3.2. Statistical Analysis
The analyzed data followed univariate normal distribution, which allowed us to use parametric tests. Quantitative data and cognitive scores were expressed as mean and standard deviation values and categorical variables as counts and percentage values. The Student t test was used for comparisons between mean values, and the chi-square test (or Fisher’s exact test) was used for categorical data. The significance level was set at 5% (p < 0.05), and the Statistical Package for the Social Sciences (SPSS) version 17.0 was used for data analysis.

4. Results

The demographic characteristics of all the study patients are described in Table 1. There were no differences between groups with respect to gender, educational level, and presence of deficit in the adrenal, gonadal, somatotropic, or thyroid axis, although thyroid deficiency showed a trend toward significance (p < 0.076). The assessment of concomitant deficiency in 3 or more hormonal axes also revealed no differences between groups. When the tests were performed, the mean time since surgery or since the first surgery, if there were multiple surgeries, was 10 ± 5 years (2–25 years), and the mean time since radiotherapy was 10 ± 6 years (1–25 years). Of the 36 patients, 18 (50%) were diagnosed with nonfunctioning adenoma, 12 (33%) with GH-secreting adenoma, 5 (14%) with prolactin-producing adenoma, and 1 (3%) with ACTH-producing adenoma (Cushing’s disease). The results for cognitive function, anxiety, and depression are shown in Table 2.
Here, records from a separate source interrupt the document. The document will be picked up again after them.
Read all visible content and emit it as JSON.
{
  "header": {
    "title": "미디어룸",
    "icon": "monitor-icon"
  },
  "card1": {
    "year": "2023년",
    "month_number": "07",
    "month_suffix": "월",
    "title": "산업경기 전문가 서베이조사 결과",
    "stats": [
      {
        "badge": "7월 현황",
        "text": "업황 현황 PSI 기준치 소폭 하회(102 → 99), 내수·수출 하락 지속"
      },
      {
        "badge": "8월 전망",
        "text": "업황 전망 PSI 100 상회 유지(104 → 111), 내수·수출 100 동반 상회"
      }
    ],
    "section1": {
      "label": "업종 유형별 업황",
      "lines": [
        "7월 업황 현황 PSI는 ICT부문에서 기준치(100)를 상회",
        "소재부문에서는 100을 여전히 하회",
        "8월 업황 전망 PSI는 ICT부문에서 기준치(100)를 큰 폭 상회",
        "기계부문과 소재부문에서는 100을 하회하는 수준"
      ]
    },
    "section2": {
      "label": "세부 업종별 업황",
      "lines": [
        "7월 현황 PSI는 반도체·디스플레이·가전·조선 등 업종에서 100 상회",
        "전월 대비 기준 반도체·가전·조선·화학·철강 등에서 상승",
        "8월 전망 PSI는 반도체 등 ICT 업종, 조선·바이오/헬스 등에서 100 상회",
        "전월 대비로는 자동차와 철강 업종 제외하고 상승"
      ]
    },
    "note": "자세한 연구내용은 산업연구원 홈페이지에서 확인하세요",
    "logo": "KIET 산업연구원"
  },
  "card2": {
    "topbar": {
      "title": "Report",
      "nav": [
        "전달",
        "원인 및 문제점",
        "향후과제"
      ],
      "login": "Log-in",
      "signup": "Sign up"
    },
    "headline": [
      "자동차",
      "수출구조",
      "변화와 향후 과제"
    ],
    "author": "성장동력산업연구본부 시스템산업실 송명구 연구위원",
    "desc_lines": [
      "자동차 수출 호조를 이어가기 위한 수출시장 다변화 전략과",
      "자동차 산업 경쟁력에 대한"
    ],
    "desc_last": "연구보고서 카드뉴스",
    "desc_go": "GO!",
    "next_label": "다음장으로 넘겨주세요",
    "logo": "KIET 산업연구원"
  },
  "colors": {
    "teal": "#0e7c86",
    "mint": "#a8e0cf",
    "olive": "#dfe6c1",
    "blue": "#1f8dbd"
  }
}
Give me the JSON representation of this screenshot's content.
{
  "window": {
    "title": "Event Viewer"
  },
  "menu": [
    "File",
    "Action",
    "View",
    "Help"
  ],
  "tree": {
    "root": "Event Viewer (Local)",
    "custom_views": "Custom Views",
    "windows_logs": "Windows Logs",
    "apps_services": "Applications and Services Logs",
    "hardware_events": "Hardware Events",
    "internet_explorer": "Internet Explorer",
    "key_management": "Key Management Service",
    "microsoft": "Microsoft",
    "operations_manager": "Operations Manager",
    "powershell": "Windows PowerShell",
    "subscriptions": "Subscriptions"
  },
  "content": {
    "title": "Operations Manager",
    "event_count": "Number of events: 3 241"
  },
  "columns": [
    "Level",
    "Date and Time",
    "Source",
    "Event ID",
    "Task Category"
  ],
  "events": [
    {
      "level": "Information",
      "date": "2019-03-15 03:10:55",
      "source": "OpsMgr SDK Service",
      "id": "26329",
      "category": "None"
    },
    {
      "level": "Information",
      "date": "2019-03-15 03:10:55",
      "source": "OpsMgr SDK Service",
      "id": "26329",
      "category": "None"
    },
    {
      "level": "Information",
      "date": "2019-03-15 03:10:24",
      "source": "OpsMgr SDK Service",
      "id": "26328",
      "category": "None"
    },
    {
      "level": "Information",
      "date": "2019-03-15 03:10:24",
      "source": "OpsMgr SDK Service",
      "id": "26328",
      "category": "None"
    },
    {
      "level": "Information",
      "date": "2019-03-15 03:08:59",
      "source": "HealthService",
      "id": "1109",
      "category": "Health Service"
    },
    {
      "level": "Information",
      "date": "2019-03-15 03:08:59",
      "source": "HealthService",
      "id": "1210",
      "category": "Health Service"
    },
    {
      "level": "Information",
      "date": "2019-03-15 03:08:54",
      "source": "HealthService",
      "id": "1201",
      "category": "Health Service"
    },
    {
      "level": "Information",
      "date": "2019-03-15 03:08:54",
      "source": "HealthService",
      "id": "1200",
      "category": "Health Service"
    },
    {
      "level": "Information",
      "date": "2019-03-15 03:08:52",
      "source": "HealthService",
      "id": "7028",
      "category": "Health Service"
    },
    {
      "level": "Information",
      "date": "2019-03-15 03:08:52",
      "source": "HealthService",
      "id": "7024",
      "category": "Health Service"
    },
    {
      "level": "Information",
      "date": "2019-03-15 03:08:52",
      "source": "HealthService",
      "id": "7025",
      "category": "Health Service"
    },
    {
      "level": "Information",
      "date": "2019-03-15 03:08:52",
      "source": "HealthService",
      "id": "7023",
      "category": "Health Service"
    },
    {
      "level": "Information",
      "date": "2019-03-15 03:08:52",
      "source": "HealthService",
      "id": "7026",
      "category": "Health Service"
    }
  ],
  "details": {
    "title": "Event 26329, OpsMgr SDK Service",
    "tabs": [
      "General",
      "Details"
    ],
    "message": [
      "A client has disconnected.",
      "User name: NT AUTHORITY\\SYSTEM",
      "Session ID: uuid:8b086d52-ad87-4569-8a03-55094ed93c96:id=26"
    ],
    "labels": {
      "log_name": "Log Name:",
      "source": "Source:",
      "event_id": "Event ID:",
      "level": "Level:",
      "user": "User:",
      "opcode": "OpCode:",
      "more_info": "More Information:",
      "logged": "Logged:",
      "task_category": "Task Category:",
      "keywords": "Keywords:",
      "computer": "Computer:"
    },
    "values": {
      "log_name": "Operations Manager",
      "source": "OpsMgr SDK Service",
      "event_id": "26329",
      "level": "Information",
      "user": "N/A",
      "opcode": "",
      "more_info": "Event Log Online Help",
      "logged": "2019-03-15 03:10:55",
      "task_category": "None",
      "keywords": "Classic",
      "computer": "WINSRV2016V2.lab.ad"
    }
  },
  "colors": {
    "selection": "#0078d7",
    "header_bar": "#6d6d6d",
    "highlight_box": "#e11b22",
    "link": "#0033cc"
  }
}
Table 1. Patient Characteristics

 

Surgery + RT a (n = 25)

Surgery

(n = 11)

P a Value

Age, y

47 ± 13

49 ± 12

-

Sex, F a/M a

16/9

5/6

0.46

GH a/IGF-1 a deficit b

28.6%

33.3%

1.00

LH a/FSH a deficit

64.0%

54.5%

0.71

ACTH a deficit

68.0%

63.6%

1.00

Thyroid deficit

68.0%

100%

0.07

3 or more deficits c

44.0%

45.5%

1.00

a Abbreviations: RT, radiotherapy; p, significance level; F, female; M, male;GH, growth hormone; IGF-1, insulin-like growth factor; LH, luteinizing hormone; FSH, follicle-stimulating hormone; and ACTH, adrenocorticotropic hormone
b Documented assessment of GH or IGF-1 available in 10 cases
c Three or more hypophyseal axes deficits

Table 2. Results for Cognitive Function and Anxiety and Depression Scores

Tests

Surgery + RT a

(Mean Score)

Surgery

(Mean Score)

P a Value

MMSE a

23.50

26.70

0.17

DS a

6.00

6.00

1.00

WS a

5.00

6.18

0.67

Famous faces

21.12

25.09

0.06

Immediate recall

4.52

4.27

0.78

BAI a

9.96

9.73

0.96

BDI a

14.28

8.27

0.058

a Abbreviations: RT, radiotherapy; p, significance level; MMSE, Mini-mental state examination; DS, digit span; WS, word span; BAI, Beck Anxiety Inventory; and BDI, Beck Depression Inventory


MMSE revealed no differences between the radiotherapy and non-radiotherapy groups with respect to specific cognitive functions such as orientation to time, orientation to place, 3-word registration, attention and calculation, 3-word recall, language, and visual constructive ability (p = 0.17). The mean DS score also showed no significant differences between the 2 groups. The mean WS score was 5.0 words in the radiotherapy group and 6.18 words in the non-radiotherapy group, and both groups showed satisfactory performance. Both groups showed good performance on the famous faces test, with no statistically significant differences between the groups. In the immediate recall test, both groups could recall about 4 fragments of the story, thereby showing a satisfactory performance.
The study patients had some degree of anxiety, according to their BAI scores. In the radiotherapy group, 19 patients had minimal level of anxiety, 1 had mild anxiety, 4 had moderate anxiety, and 1 had severe anxiety, whereas in the non-radiotherapy group, 9 patients had minimal anxiety, 1 had mild anxiety, and 1 had moderate anxiety; no differences were observed between the 2 groups (p = 0.96). Likewise, all the study patients had some degree of depression, according to their BDI scores. In the radiotherapy group, 15 patients had minimal depression, 2 had mild depression, 6 had moderate depression, and 2 had severe depression; and in the non-radiotherapy group, 9 patients had minimal depression, 1 had mild depression, and 1 had moderate depression. In the radiotherapy group, the mean BDI score was 14.28 (mild depression) versus 8.27 (minimal depression) in the non-radiotherapy group, with a trend toward greater depression severity in the group administered radiotherapy (p = 0.058). The results of WHOQOL-BREF are described in Table 3. A significant difference was detected in the social relationships, with the radiotherapy group showing lower scores than the non-radiotherapy group.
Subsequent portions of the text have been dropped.